O Banco de Portugal divulgou no seu Boletim Económico um trabalho sobre a relação entre o trajecto escolar dos filhos e o estatuto económico e nível de escolarização dos pais. O trabalho foi realizado com dados do Instituto nacional de Estatística de 2019 e do “EU Statistics on Income and Living Conditions”, do Eurostat, de 2021.
Apesar do aumento significativo do nível de escolarização nos
últimos anos os indicadores mostram que apenas cerca de 10% dos filhos de
famílias pobres e com pais com escolaridade até ao 9º chegam ao ensino superior.

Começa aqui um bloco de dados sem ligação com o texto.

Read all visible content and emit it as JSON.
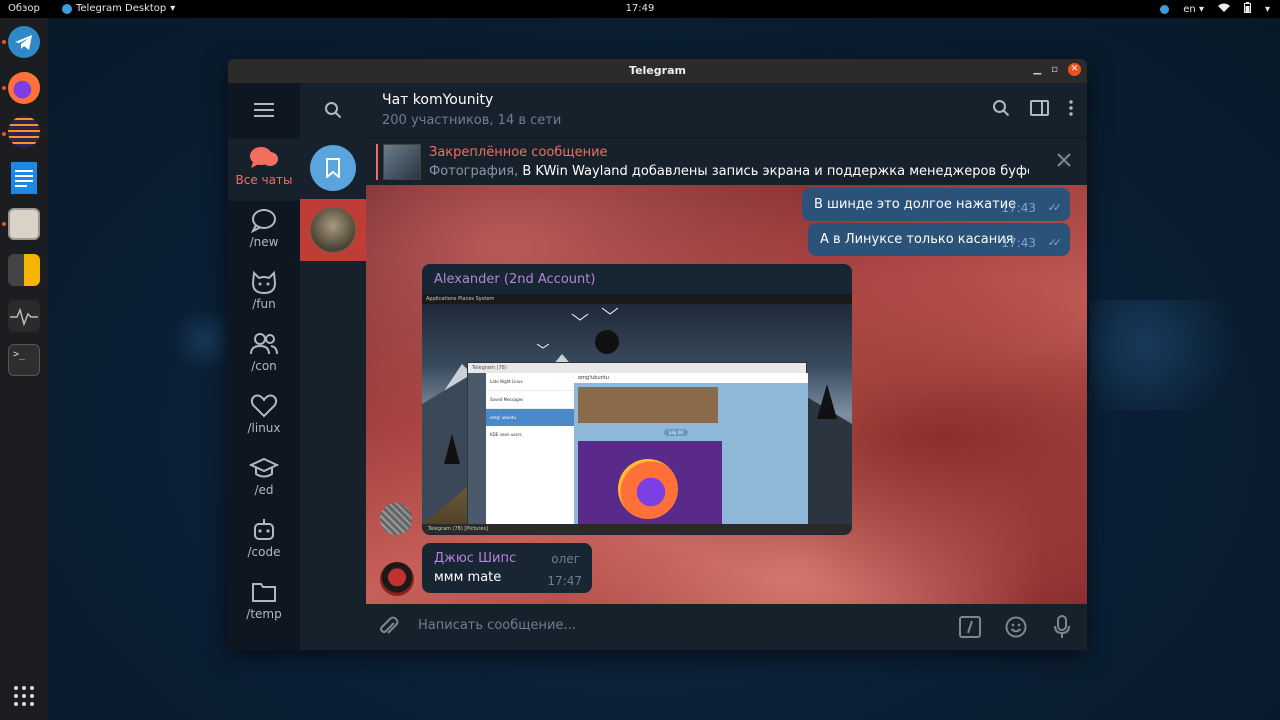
{
  "topbar": {
    "overview": "Обзор",
    "app_name": "Telegram Desktop",
    "clock": "17:49",
    "lang": "en"
  },
  "window": {
    "title": "Telegram"
  },
  "folders": [
    {
      "label": "Все чаты",
      "icon": "chats-icon",
      "active": true
    },
    {
      "label": "/new",
      "icon": "chat-bubble-icon"
    },
    {
      "label": "/fun",
      "icon": "cat-icon"
    },
    {
      "label": "/con",
      "icon": "people-icon"
    },
    {
      "label": "/linux",
      "icon": "heart-icon"
    },
    {
      "label": "/ed",
      "icon": "graduation-cap-icon"
    },
    {
      "label": "/code",
      "icon": "robot-icon"
    },
    {
      "label": "/temp",
      "icon": "folder-icon"
    }
  ],
  "chat": {
    "name": "Чат komYounity",
    "subtitle": "200 участников, 14 в сети"
  },
  "pinned": {
    "title": "Закреплённое сообщение",
    "kind": "Фотография, ",
    "text": "В KWin Wayland добавлены запись экрана и поддержка менеджеров буфера обме..."
  },
  "messages": {
    "out1": {
      "text": "В шинде это долгое нажатие",
      "time": "17:43"
    },
    "out2": {
      "text": "А в Линуксе только касания",
      "time": "17:43"
    },
    "photo": {
      "author": "Alexander (2nd Account)"
    },
    "last": {
      "author": "Джюс Шипс",
      "role": "олег",
      "text": "ммм mate",
      "time": "17:47"
    }
  },
  "screenshot": {
    "topstrip": "Applications  Places  System",
    "window_title": "Telegram (78)",
    "chat_title": "omg!ubuntu",
    "items": [
      "Late Night Linux",
      "Saved Messages",
      "omg! ubuntu",
      "KDE neon users"
    ],
    "date_pill": "July 28",
    "taskbar": "Telegram (78)     [Pictures]"
  },
  "composer": {
    "placeholder": "Написать сообщение..."
  },
  "colors": {
    "accent": "#f36e5e",
    "outgoing": "#2b5278",
    "incoming": "#182533",
    "link_name": "#b486d8"
  }
}
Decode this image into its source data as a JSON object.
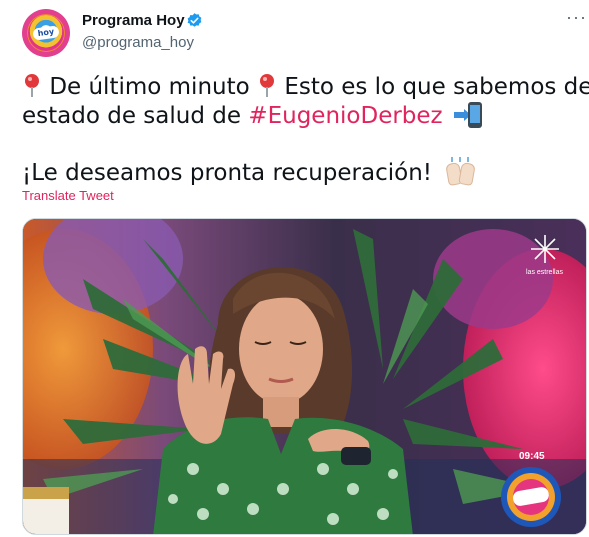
{
  "account": {
    "name": "Programa Hoy",
    "handle": "@programa_hoy",
    "verified": true,
    "avatar_logo": "hoy"
  },
  "menu_icon": "more-options-icon",
  "tweet": {
    "line1_a": "De último minuto",
    "line1_b": "Esto es lo que sabemos del",
    "line2_a": "estado de salud de",
    "hashtag": "#EugenioDerbez",
    "line3": "¡Le deseamos pronta recuperación!",
    "emoji": [
      "round-pushpin-icon",
      "mobile-arrow-icon",
      "raising-hands-icon"
    ]
  },
  "translate_label": "Translate Tweet",
  "media": {
    "watermark": "las estrellas",
    "timestamp": "09:45",
    "corner_logo": "hoy"
  },
  "colors": {
    "hashtag": "#e0245e",
    "verified": "#1d9bf0",
    "text": "#0f1419",
    "muted": "#536471"
  }
}
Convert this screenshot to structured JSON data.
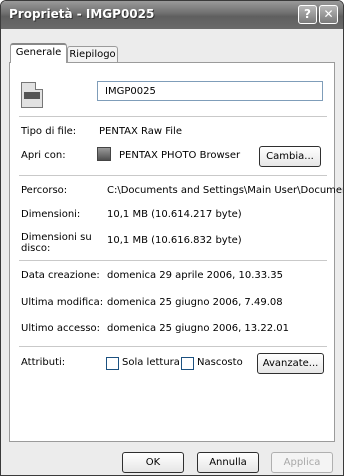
{
  "window": {
    "title": "Proprietà - IMGP0025"
  },
  "titlebar_buttons": {
    "help": "?",
    "close": "✕"
  },
  "tabs": [
    {
      "label": "Generale"
    },
    {
      "label": "Riepilogo"
    }
  ],
  "file": {
    "name": "IMGP0025"
  },
  "properties": {
    "type": {
      "label": "Tipo di file:",
      "value": "PENTAX Raw File"
    },
    "open_with": {
      "label": "Apri con:",
      "value": "PENTAX PHOTO Browser",
      "button": "Cambia..."
    },
    "path": {
      "label": "Percorso:",
      "value": "C:\\Documents and Settings\\Main User\\Documer"
    },
    "size": {
      "label": "Dimensioni:",
      "value": "10,1 MB (10.614.217 byte)"
    },
    "disk_size": {
      "label_line1": "Dimensioni su",
      "label_line2": "disco:",
      "value": "10,1 MB (10.616.832 byte)"
    },
    "created": {
      "label": "Data creazione:",
      "value": "domenica 29 aprile 2006, 10.33.35"
    },
    "modified": {
      "label": "Ultima modifica:",
      "value": "domenica 25 giugno 2006, 7.49.08"
    },
    "accessed": {
      "label": "Ultimo accesso:",
      "value": "domenica 25 giugno 2006, 13.22.01"
    }
  },
  "attributes": {
    "label": "Attributi:",
    "readonly": {
      "label": "Sola lettura",
      "checked": false
    },
    "hidden": {
      "label": "Nascosto",
      "checked": false
    },
    "advanced_button": "Avanzate..."
  },
  "footer": {
    "ok": "OK",
    "cancel": "Annulla",
    "apply": "Applica"
  }
}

O conjunto dos dados apurados sustenta a forte associação entre estatuto
económico e escolarização das famílias e o percurso escolar dos filhos. Nada de
novo, desde que se realizam este tipo de estudos esta relação é evidenciada.
Também sabemos que isto é tanto mais evidente quanto maiores
são os níveis de desigualdade nas comunidades. Em Portugal verifica-se ainda um dos maiores
fossos entre ricos e pobres da União Europeia pelo que a relação entre os
níveis escolar e salarial dos pais e os dos filhos é ainda mais forte. O
trabalho agora apresentado vem, mais uma vez, confirmar a realidade que
conhecemos, a enorme dificuldade da escola de promover mobilidade social, ou
seja, o nível de escolaridade dos pais marca de forma excessiva o nível
atingido pelos filhos. Apesar de alguma evolução, a situação sempre assim foi,
ainda me lembro de quando era pequeno, haver quem se admirasse dos meus pais,
um serralheiro e uma costureira, terem decidido que eu continuaria a estudar
após a escolaridade obrigatória, na época a 4ª classe.
Acresce que as circunstâncias conjunturais e estruturais das
políticas educativas, apesar de alguma recuperação não garantem equidade nas
oportunidades, dificilmente sustentam que a educação e a qualificação também
com equidade.
Deste quadro, resulta uma complexa situação que poderemos de
forma simplista colocar nestes termos, a escola ao acabar por reproduzir a
desigualdade social à entrada, compromete o papel fundamental que lhe cabe na
promoção da mobilidade social, ou seja, a escola que deveria ser parte da solução,
na prática, corre o risco de continuar a ser parte do problema. No entanto e
apesar disto, creio que muito poderá e deverá ser feito no sentido da promoção
efectiva da chamada e distante equidade e igualdade de oportunidades. No
entanto, não teremos alternativa, é a escola pode e deve, de facto, fazer a
diferença.
Assim, mais uma vez, a questão central será a qualidade na
escola pública. Esta qualidade deverá assentar em três eixos fundamentais, a
qualidade considerando resultados, processos, autonomia e gestão optimizada de
recursos, segundo eixo, qualidade para todos, a melhor forma de combater os
mecanismos de exclusão e a desigualdade de entrada e, terceiro eixo,
diferenciação de metodologias, diferenciação progressiva e não prematura dos
percursos de educação e formação.
No actual cenário, quando se entende e espera que a educação
e qualificação possam ter um papel decisivo na minimização de assimetrias, as
políticas, os custos e a dificuldade de acesso podem, pelo contrário, alimentar
essas assimetrias e manter a narrativa, "tal pai, tal filho", pai
(mãe) letrado, filho letrado e pai (mãe) pouco letrado, filho pouco letrado.
Assim sendo, são necessárias políticas públicas para o médio
prazo, estabelecidas com base no interesse de todos, com definição clara de
metas, recursos, processos e avaliação. Apesar de algumas melhorias que se registam, a continuidade de alguns aspectos levará a que daqui a algum
tempo um novo estudo de dentro ou de fora venha dizer ... provavelmente o mesmo.